If you fear you may be addicted to Ritalin, read the following statements and honestly consider how they apply to you. If you relate to one or more, you may be an addict.

  • I abuse Ritalin daily.
  • I take the drug to counteract negative emotions and/or to escape my life.
  • I am secretive about when, how, and how much medication I take.
  • I have difficulty completing normal tasks without Ritalin.
  • Friends and family members have expressed worry about my drug use, and I become angry and defensive in response.
  • When I try to quit or cut down my Ritalin use, I give up due to unpleasant withdrawal symptoms.
  • I have experienced hallucinations, aggression, paranoia, or other symptoms of psychosis.
  • I need to take more Ritalin than I used to just to feel the same effects.
  • I take Ritalin in combination with alcohol or other drugs.
  • Despite suffering problems such as relationship difficulties, financial problems, legal issues, health complaints, etc., related to my drug use, I continue to take Ritalin.
  • I engage in risky and unhealthy behaviors while under the influence of drugs.
  • I feel unable to stop using Ritalin on my own.

Ritalin Addiction Treatment

Many people abuse Ritalin because it makes them feel like a better version of themselves—at least at first. But the true, best version of yourself is the person inside you that cannot truly shine until you rid yourself of the burden of drug abuse.

Addiction treatment will allow you to rediscover yourself, and redefine your goals. You can achieve what you want to achieve while clean and sober, you just need a little help to get there.


Ritalin withdrawal is rarely dangerous, but it is usually quite unpleasant, which can lead to relapse if you try to detox on your own.

Although there are no FDA approved medications to treat addiction to stimulants, undergoing withdrawal in a rehab facility with the benefit of medical professionals and 24/7 monitoring will ensure that you detox with as little discomfort as possible.


Treatment isn’t about fixing you, but about freeing you from harmful substances and destructive behavior that keep you from living your best life. Addiction specialists have a wide variety of ways in which to do this, including:

Cognitive behavioral therapy– Most people who abuse Ritalin do so because they believe they need it in some way. To counteract this belief and to bolster your confidence in your natural abilities, cognitive behavioral therapy (CBT) is invaluable. CBT can reroute your thought patterns, scrapping negative beliefs and replacing them with useful coping mechanisms and strategies that will help you turn to your inner resources instead of drugs in trigger situations.

Counseling and Support Groups– Most addicts suffer from underlying, possibly undiagnosed mental health issues that must be addressed in the recovery process.
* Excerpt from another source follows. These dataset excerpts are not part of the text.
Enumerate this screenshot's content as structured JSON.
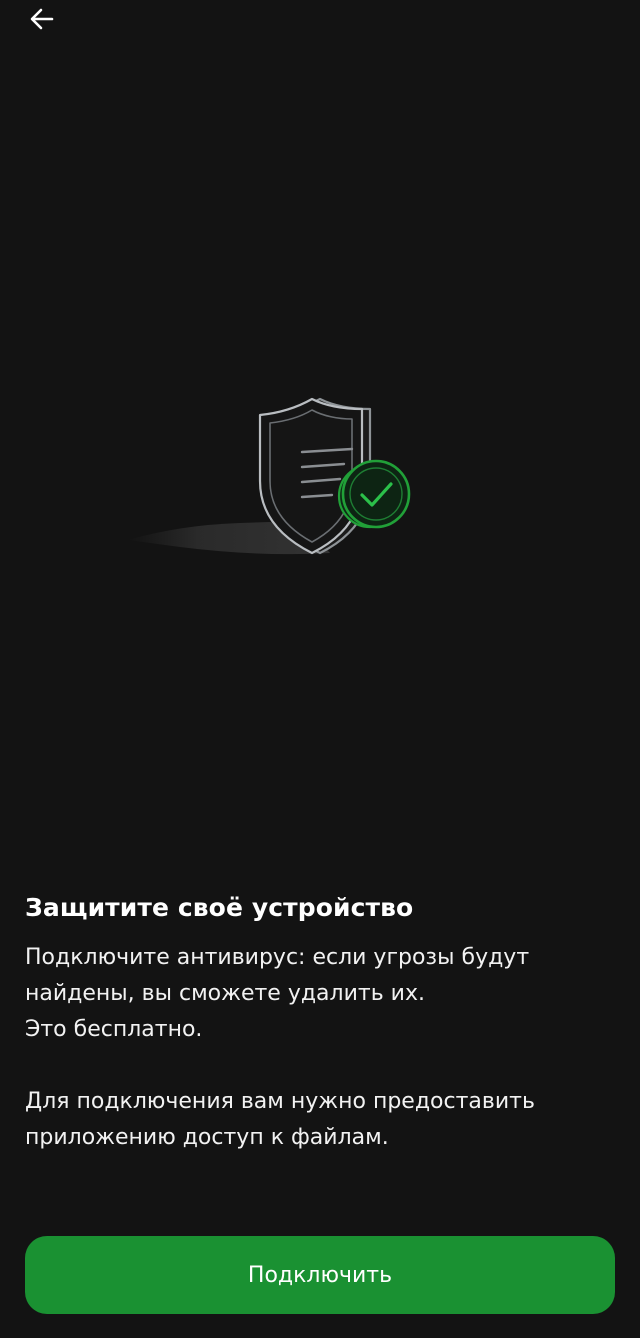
{
  "icons": {
    "back": "arrow-left-icon",
    "illustration": "shield-check-icon"
  },
  "colors": {
    "background": "#131313",
    "accent": "#1a9132",
    "check": "#21a038"
  },
  "content": {
    "title": "Защитите своё устройство",
    "paragraph1": "Подключите антивирус: если угрозы будут\nнайдены, вы сможете удалить их.\nЭто бесплатно.",
    "paragraph2": "Для подключения вам нужно предоставить\nприложению доступ к файлам."
  },
  "actions": {
    "connect_label": "Подключить"
  }
}
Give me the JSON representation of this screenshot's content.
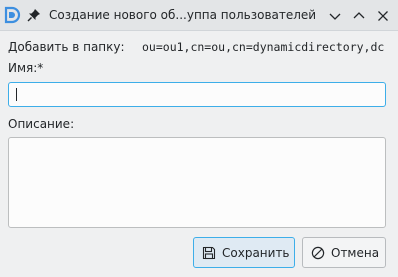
{
  "window": {
    "title": "Создание нового об...уппа пользователей",
    "app_icon": "app-logo-icon",
    "pin_icon": "pin-icon",
    "controls": [
      "minimize-icon",
      "maximize-icon",
      "close-icon"
    ]
  },
  "form": {
    "add_to_folder_label": "Добавить в папку:",
    "add_to_folder_value": "ou=ou1,cn=ou,cn=dynamicdirectory,dc",
    "name_label": "Имя:*",
    "name_value": "",
    "description_label": "Описание:",
    "description_value": ""
  },
  "buttons": {
    "save_label": "Сохранить",
    "save_icon": "save-icon",
    "cancel_label": "Отмена",
    "cancel_icon": "cancel-icon"
  },
  "colors": {
    "focus_accent": "#3daee9",
    "window_bg": "#eff0f1",
    "field_bg": "#fcfcfc"
  }
}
Talk therapy is one of the best ways to do this. In addition, support groups such as 12-step meetings, are a resource that you can continue to turn to as needed after leaving a treatment program.

Health and Fitness Interventions– Your body and brain needs to heal physically before you can completely heal in mind and spirit. This is why good nutrition, regular exercise, recreational activities, and quality sleep should be as much a part of your treatment plan as one on one counseling.